Los libros son parte esencial de mi vida, sin ellos sería otro bien distinto. No alcanzo a ver un solo día sin lectura.

Puede que esta afirmación resulte cursi a algunas personas, pero no por ello deja de ser mi realidad.

Mi relación con los libros es de amor. Amor profundo, sin límites, sin reproches, sin desengaños -bueno, un poquito sí con los que no me gustan-; les he sido fiel y sé que mi amor hacia ellos llegará hasta mi último aliento. Solo el maldito Alzheimer podría separarme de ellos.

No es una pasión enfermiza. Remueven mis entrañas. Exaltan mis sentimientos. Me hacen pensar. Me proporcionan una soledad tan gratificante que en ocasiones rehúyo a otras personas para acabar un libro.

Han sido tantas horas, tantos años de tan intensas emociones, que no dejan de sorprenderme quienes afirman que no les gusta leer. No lo echan en falta ni piensan que se están perdiendo algo bueno. Están en su derecho y ellos eligen ¡faltaría más! Pues así y todo, lo siento por ellos.

Lo mío es aún más grave: me gusta leer en papel. El tacto con el papel, el peso del libro, el olor, utilizar marcador de páginas, subrayar con lápiz y escribir en los márgenes cuando procede, todo eso le confiere a mis lecturas algo más personal.
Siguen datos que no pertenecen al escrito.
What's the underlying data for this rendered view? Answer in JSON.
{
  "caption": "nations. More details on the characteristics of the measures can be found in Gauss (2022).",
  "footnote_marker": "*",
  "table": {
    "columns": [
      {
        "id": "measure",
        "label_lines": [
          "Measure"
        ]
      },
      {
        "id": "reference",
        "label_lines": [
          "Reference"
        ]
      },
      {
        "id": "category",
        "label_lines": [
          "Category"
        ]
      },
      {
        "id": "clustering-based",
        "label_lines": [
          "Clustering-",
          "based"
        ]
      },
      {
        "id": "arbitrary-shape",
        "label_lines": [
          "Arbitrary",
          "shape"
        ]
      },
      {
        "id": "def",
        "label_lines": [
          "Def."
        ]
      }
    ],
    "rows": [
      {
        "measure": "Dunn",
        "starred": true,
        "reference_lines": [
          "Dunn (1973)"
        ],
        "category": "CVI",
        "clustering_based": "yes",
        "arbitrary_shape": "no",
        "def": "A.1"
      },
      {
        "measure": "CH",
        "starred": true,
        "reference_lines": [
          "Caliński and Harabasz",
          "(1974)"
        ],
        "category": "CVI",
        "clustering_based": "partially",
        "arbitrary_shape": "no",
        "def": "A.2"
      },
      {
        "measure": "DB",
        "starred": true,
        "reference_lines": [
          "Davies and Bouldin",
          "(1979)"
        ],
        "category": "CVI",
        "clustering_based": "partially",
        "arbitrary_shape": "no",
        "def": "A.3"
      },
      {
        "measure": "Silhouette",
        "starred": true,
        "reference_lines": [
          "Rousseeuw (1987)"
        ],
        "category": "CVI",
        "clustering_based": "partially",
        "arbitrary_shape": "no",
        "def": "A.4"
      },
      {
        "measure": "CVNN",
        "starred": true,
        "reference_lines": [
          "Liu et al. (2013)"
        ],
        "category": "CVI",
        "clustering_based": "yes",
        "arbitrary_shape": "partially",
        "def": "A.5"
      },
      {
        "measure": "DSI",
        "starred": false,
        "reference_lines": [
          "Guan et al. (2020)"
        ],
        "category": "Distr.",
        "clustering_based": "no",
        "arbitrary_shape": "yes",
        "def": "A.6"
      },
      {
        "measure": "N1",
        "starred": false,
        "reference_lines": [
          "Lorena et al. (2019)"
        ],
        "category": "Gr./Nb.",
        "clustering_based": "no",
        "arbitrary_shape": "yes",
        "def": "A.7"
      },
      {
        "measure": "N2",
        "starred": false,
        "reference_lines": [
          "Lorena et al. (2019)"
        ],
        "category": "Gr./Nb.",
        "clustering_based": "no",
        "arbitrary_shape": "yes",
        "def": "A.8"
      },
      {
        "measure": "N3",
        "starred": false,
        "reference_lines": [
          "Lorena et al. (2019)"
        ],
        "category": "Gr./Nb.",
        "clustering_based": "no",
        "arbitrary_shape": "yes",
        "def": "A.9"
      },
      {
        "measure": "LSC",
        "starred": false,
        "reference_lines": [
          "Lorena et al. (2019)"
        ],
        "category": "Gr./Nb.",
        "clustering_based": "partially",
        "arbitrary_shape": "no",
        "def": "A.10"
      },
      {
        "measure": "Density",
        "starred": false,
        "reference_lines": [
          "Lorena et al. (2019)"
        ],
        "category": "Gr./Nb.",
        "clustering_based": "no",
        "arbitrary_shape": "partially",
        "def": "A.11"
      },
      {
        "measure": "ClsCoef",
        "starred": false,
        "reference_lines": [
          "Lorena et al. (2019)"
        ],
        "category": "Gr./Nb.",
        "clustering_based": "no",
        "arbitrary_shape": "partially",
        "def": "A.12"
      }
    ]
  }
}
El mundo digital, que tanto me interesa, no me pone a la hora de leer.

Hoy veo con perplejidad un revisionismo literario que se aleja de la crítica literaria que toda obra necesita y se acerca más a posicionamientos que no comprendo y que se acercan a la intransigencia. Eso me duele. No es el momento de hablar de esto.

Hoy, Día del Libro, quiero reafirmar públicamente mi profundo amor por ellos. Les sugiero que les hagan un hueco y les den una oportunidad. No hace falta que los compren, acérquense a su biblioteca pública y recorran sus estantes. Ojeen uno, otro, el de más allá y llévense alguno. No tengan prisa, disfrútenlo.

Todos los días de mi vida son el Día del Libro.